One of the great things about being an undergraduate at Columbia is the College’s insistence on a truly “liberal education” for all its students who are thus required to take a series of courses on the history of western civilization, philosophy, literature etc. which constitute its, no doubt heavily Eurocentric “core curriculum.” In my sophomore year, a change was introduced which allowed students to substitute for a previously required course on the history of western social science a two semester sequence which, in those old, pre-Saidian days, was called “Oriental Civilization. In this course one covered a history of the great civilizations of  India,China and Japan from the earliest surviving records down to the present day.

This course, taught by senior, outstanding scholars in the three areas, was an extraordinary eye opener to American students like me who had virtually no exposure to any of the history and rich cultural traditions of Asia. I found the amazing cultures, societies and civilizations of China and Japan to be of great interest. But, as for the segment on India, well, I was just completely entranced by its philosophy, its religious traditions, its literature, its arts… in short, everything. I asked my teachers to suggest further courses and they directed me to Columbia’s extensive curriculum in Indian history, music, art and so on. But when I asked how I could get to learn about the culture in a truly profound way they said, ‘You should take Sanskrit.” And so I did.  Once I was exposed to the complexity, expressiveness and beauty of the devavāṇī and the vast and varied body of texts in a wide spectrum of fields of knowledge and literary genres written in the language I was, as they say, hooked. I changed my major to “Oriental Studies” (i.e. Sanskrit) and, after graduation, did my doctoral work on the Mahābhārata at the University of Pennsylvania and in India, mainly in Pune, a city with a great history of Sanskrit scholarship. 

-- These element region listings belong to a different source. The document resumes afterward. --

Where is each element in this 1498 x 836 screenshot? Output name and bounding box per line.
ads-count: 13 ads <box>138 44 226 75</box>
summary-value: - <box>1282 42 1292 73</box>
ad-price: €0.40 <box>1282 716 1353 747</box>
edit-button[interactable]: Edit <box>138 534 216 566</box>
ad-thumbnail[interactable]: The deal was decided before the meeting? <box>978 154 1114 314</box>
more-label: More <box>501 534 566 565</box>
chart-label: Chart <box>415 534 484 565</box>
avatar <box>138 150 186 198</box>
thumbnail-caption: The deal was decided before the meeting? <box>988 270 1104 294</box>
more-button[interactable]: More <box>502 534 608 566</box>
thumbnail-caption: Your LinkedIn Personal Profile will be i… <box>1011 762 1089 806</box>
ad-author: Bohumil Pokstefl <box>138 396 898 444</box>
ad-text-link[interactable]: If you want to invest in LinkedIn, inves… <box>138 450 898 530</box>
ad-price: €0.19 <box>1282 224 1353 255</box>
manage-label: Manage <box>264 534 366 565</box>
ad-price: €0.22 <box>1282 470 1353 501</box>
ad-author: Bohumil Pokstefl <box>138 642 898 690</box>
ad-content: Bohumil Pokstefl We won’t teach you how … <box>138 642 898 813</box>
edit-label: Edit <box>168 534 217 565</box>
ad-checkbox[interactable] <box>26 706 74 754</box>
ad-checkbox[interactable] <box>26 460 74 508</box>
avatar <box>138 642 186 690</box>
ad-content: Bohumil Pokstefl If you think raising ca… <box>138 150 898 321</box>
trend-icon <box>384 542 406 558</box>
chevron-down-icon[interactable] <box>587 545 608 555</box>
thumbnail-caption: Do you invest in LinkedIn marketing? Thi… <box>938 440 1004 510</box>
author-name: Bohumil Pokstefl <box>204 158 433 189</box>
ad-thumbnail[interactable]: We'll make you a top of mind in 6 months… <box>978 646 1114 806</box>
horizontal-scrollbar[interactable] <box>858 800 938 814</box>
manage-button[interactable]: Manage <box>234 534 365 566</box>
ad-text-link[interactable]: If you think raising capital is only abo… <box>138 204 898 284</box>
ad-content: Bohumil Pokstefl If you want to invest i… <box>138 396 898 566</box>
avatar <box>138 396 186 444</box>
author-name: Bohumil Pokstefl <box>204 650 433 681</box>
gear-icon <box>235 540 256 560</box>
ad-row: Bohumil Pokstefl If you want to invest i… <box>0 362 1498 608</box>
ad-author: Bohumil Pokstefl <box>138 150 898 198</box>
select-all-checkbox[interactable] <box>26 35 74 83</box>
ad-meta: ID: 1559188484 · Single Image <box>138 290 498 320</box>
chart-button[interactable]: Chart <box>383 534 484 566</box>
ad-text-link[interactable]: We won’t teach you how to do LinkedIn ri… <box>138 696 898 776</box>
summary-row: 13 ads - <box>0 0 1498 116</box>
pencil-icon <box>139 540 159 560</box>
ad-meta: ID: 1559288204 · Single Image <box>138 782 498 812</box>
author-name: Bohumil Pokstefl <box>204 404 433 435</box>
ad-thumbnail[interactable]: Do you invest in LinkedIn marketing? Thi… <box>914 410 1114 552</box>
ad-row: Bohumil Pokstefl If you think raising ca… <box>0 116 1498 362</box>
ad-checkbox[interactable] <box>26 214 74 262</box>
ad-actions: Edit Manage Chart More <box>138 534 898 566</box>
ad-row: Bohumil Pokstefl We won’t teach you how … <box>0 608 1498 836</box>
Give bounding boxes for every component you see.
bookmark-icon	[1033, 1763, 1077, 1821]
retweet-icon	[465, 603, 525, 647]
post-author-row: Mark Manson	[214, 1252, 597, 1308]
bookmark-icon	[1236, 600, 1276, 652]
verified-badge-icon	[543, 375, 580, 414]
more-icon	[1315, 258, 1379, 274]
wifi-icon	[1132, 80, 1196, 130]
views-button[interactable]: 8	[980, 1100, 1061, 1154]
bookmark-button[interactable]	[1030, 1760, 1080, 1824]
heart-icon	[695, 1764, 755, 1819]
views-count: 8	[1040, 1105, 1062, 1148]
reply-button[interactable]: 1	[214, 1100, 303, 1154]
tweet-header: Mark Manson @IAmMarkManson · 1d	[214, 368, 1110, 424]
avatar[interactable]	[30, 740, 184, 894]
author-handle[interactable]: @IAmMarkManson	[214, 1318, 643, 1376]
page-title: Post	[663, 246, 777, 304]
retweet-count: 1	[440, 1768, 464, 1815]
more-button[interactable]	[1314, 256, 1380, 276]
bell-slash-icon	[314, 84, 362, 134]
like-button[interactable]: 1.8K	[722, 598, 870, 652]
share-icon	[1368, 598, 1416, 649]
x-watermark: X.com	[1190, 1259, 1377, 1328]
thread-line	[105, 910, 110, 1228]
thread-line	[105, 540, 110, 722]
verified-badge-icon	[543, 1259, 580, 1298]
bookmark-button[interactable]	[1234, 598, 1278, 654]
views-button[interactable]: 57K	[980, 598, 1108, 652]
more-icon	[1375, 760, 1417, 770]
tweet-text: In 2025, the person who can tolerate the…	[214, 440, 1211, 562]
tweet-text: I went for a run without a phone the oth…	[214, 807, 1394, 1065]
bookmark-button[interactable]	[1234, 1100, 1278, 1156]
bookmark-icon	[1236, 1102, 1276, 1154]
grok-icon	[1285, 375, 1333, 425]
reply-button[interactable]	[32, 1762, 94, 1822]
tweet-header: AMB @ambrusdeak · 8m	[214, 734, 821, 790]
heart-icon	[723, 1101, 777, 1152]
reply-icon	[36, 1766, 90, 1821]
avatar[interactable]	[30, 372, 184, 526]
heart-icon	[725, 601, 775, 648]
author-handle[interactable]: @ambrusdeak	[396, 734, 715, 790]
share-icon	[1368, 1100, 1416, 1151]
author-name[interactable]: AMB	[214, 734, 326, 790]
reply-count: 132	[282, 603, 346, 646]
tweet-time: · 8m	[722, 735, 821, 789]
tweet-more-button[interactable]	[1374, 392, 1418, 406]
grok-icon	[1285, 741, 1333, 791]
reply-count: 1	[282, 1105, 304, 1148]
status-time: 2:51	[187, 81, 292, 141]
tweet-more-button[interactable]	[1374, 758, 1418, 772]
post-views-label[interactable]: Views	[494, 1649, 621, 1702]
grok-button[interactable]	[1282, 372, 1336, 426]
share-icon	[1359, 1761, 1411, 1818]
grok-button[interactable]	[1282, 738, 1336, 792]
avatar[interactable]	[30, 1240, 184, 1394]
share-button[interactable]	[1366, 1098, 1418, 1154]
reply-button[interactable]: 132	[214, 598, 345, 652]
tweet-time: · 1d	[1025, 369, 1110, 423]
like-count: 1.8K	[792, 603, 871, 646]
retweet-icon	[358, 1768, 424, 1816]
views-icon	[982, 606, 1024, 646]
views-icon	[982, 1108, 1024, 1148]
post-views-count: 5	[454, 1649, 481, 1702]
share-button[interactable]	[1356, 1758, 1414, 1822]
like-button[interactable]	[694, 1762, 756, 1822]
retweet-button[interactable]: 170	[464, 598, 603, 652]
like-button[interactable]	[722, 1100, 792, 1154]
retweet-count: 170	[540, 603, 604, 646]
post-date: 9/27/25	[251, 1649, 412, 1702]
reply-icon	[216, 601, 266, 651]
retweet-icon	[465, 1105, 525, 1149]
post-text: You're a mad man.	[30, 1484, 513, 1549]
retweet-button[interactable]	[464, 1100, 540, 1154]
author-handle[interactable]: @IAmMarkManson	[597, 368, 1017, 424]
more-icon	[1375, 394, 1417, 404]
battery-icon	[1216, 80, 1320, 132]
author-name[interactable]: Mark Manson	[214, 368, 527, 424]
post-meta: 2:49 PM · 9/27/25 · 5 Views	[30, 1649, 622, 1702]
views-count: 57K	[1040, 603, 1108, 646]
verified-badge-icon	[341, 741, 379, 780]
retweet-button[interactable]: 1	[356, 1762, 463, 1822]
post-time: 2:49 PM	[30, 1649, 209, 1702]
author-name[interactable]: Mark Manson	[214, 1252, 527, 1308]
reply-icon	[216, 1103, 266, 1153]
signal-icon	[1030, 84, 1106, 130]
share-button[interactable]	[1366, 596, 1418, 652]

My dear mother was perhaps a bit disappointed that I did not go on in medicine, but she at least had the pleasure of introducing me to her friends as Dr. Goldman. She never needed to specify exactly what kind of doctor I was. In India I read and spoke Sanskrit with traditionally trained Sanskrit scholars virtually every day in all kinds of texts but especially steeped myself in the great Sanskrit epic poems, the Rāmāyaṇa and the Mahābhārata. After two years in Pune I returned for one year of teaching at the University of Rochester (New York) and then shifted to Berkeley where I have been teaching ever since, except for my numerous return visits to carry on my research in India.  For my part I think I could not have made a happier choice of career.